No person issued a state license under the Business and Professions Code shall be arrested   or cited for cultivation, possession, manufacture, processing, storing, laboratory testing, labeling, transporting, distribution or sale of medical cannabis or a medical cannabis product related to qualifying patients and primary caregivers when conducted lawfully. Whether conduct is lawful may involve questions of license classifications, local ordinances, specific requirements of the Business and Professions Code and adopted regulations. Officers should consider conferring with a supervisor, the applicable state agency or other member with special knowledge in this area and/ or appropriate legal counsel before taking enforcement action against a licensee or an employee or agent (Business and Professions Code § 26032).

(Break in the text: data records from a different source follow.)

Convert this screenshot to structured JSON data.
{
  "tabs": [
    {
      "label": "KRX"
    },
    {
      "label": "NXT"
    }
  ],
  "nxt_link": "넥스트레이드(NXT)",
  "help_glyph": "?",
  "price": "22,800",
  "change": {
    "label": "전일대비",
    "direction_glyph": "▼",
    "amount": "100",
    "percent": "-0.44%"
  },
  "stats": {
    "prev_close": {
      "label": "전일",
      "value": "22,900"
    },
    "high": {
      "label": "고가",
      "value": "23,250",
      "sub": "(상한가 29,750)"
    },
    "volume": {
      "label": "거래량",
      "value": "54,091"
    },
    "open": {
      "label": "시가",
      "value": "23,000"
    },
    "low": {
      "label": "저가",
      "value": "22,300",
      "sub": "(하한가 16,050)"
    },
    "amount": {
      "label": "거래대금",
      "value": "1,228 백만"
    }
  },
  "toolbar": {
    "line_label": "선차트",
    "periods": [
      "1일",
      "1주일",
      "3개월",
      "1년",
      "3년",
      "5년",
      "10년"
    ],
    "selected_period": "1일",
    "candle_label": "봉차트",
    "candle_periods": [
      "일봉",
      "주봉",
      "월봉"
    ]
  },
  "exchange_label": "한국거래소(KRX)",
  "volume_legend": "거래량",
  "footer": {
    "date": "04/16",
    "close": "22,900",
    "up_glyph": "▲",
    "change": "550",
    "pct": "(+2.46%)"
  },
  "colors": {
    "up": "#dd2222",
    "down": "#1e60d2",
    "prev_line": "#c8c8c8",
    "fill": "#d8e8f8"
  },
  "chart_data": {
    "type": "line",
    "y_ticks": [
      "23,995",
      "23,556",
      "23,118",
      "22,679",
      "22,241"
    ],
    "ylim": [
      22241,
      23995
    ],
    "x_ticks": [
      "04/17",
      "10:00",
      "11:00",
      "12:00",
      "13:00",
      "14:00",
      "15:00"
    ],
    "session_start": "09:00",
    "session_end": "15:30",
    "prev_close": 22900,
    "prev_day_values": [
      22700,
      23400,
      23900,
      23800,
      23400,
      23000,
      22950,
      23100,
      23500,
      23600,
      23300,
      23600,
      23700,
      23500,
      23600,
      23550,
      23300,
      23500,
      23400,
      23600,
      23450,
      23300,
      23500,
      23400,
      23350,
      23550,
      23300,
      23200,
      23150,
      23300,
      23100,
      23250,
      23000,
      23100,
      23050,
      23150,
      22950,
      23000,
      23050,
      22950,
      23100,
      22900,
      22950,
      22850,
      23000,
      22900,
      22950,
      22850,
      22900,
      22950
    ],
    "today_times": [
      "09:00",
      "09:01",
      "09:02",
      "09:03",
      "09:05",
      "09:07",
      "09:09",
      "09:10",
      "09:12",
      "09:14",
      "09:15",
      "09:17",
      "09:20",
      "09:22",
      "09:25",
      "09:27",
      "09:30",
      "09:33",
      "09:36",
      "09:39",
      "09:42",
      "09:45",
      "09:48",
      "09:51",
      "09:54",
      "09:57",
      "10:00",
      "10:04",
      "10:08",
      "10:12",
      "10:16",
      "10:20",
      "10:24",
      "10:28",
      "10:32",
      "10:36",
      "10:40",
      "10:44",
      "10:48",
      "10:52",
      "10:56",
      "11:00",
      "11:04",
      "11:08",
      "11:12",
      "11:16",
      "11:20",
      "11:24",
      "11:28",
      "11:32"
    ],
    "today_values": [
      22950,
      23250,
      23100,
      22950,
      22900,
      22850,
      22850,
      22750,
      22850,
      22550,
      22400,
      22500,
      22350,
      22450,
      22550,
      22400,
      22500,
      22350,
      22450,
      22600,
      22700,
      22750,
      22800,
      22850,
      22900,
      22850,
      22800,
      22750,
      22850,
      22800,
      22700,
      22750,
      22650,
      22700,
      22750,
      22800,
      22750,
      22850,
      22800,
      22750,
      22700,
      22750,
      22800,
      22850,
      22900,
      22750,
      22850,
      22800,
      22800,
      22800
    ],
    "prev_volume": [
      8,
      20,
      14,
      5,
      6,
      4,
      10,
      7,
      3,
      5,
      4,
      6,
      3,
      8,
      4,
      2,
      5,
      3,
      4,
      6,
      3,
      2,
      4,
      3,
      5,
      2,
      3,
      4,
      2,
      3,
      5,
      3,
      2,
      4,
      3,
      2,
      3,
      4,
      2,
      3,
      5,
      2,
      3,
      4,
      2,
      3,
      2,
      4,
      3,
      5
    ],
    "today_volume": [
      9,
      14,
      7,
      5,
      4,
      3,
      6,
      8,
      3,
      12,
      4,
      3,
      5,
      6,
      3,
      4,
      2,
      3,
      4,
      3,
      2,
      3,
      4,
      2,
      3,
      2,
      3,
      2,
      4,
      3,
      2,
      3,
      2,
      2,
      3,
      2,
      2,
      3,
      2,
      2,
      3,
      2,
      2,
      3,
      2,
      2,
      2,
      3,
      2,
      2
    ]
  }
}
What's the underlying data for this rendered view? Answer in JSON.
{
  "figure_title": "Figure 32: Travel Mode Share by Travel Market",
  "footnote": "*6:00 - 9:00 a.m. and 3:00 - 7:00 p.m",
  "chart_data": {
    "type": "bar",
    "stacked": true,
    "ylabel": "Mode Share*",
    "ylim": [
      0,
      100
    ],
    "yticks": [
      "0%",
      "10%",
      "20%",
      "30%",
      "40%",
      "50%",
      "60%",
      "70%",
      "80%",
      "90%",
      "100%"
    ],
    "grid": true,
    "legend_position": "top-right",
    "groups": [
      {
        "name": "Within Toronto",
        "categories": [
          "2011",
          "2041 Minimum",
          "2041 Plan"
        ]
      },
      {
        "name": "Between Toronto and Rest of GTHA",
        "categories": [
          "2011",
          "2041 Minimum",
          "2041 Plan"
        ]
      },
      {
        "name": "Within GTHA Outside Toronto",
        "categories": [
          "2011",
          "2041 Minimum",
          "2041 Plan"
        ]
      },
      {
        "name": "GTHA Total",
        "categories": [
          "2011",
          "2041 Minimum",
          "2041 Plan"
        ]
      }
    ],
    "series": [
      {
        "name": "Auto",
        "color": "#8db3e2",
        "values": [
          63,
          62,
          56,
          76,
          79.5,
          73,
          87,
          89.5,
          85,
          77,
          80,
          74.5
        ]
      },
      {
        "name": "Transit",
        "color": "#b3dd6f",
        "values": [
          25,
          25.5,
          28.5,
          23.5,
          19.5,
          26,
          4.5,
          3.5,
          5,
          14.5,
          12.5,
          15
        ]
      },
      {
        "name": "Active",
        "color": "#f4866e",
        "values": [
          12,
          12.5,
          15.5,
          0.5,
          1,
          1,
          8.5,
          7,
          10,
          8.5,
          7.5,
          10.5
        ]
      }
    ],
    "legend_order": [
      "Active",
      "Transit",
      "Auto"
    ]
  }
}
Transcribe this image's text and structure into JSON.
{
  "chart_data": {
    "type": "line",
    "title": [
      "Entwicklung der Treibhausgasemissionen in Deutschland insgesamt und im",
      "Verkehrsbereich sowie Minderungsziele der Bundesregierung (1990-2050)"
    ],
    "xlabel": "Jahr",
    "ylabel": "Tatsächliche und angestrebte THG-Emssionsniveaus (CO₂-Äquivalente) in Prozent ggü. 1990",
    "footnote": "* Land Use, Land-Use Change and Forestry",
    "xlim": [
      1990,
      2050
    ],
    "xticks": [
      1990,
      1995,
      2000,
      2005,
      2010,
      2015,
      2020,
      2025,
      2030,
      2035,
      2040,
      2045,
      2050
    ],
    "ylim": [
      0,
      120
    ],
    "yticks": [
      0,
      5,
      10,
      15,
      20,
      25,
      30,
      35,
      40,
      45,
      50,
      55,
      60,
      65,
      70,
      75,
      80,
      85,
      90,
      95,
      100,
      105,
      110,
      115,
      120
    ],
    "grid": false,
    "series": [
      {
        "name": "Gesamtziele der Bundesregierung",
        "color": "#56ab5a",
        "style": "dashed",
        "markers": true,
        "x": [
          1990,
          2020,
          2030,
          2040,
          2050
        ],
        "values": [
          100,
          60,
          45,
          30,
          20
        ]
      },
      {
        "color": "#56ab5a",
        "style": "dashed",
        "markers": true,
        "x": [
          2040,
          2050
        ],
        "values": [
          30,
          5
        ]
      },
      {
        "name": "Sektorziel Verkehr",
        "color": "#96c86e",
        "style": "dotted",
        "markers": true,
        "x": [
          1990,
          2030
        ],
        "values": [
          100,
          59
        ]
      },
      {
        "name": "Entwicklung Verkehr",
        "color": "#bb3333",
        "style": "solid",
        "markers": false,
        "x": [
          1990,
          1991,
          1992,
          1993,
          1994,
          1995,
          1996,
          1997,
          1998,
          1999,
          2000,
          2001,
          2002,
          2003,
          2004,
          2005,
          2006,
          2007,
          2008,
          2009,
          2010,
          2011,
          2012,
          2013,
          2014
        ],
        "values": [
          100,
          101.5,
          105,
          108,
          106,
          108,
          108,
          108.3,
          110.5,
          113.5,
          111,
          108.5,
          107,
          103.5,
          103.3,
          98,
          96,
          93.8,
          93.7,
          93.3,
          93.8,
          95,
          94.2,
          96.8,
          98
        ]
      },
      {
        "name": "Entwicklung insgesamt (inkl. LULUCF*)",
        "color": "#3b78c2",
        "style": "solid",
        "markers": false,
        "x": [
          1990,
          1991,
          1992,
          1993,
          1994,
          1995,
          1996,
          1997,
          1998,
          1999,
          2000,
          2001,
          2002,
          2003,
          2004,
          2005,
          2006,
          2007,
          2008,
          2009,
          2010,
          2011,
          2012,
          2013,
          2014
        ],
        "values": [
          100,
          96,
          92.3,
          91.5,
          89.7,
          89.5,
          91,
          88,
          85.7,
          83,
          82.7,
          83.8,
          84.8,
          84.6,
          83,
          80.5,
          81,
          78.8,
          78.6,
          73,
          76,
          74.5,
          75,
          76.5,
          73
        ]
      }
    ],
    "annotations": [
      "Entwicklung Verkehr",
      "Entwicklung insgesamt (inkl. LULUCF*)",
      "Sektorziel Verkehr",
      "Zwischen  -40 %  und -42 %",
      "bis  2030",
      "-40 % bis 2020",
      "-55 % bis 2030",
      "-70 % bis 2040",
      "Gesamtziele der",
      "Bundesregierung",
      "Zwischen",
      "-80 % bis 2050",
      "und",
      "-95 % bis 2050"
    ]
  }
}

Officers should provide information regarding a marijuana investigation to federal law enforcement authorities when it is requested by federal law enforcement authorities or whenever the officer believes those authorities would have a particular interest in the information.



The Property and Evidence Section supervisor should ensure that marijuana, drug paraphernalia or other related property seized from a person engaged or assisting in the use of medical marijuana is not destroyed pending any charges and without a court order. The Property and Evidence Section supervisor is not responsible for caring for live marijuana plants.

Upon the prosecutor’s decision to forgo prosecution, or the dismissal of charges or an acquittal, the Property and Evidence Section supervisor should, as soon as practicable, return to the person from whom it was seized any useable medical marijuana, plants, drug paraphernalia or other related property.

The Property and Evidence Section supervisor may release marijuana to federal law enforcement authorities upon presentation of a valid court order or by a written order of the Detective Bureau supervisor.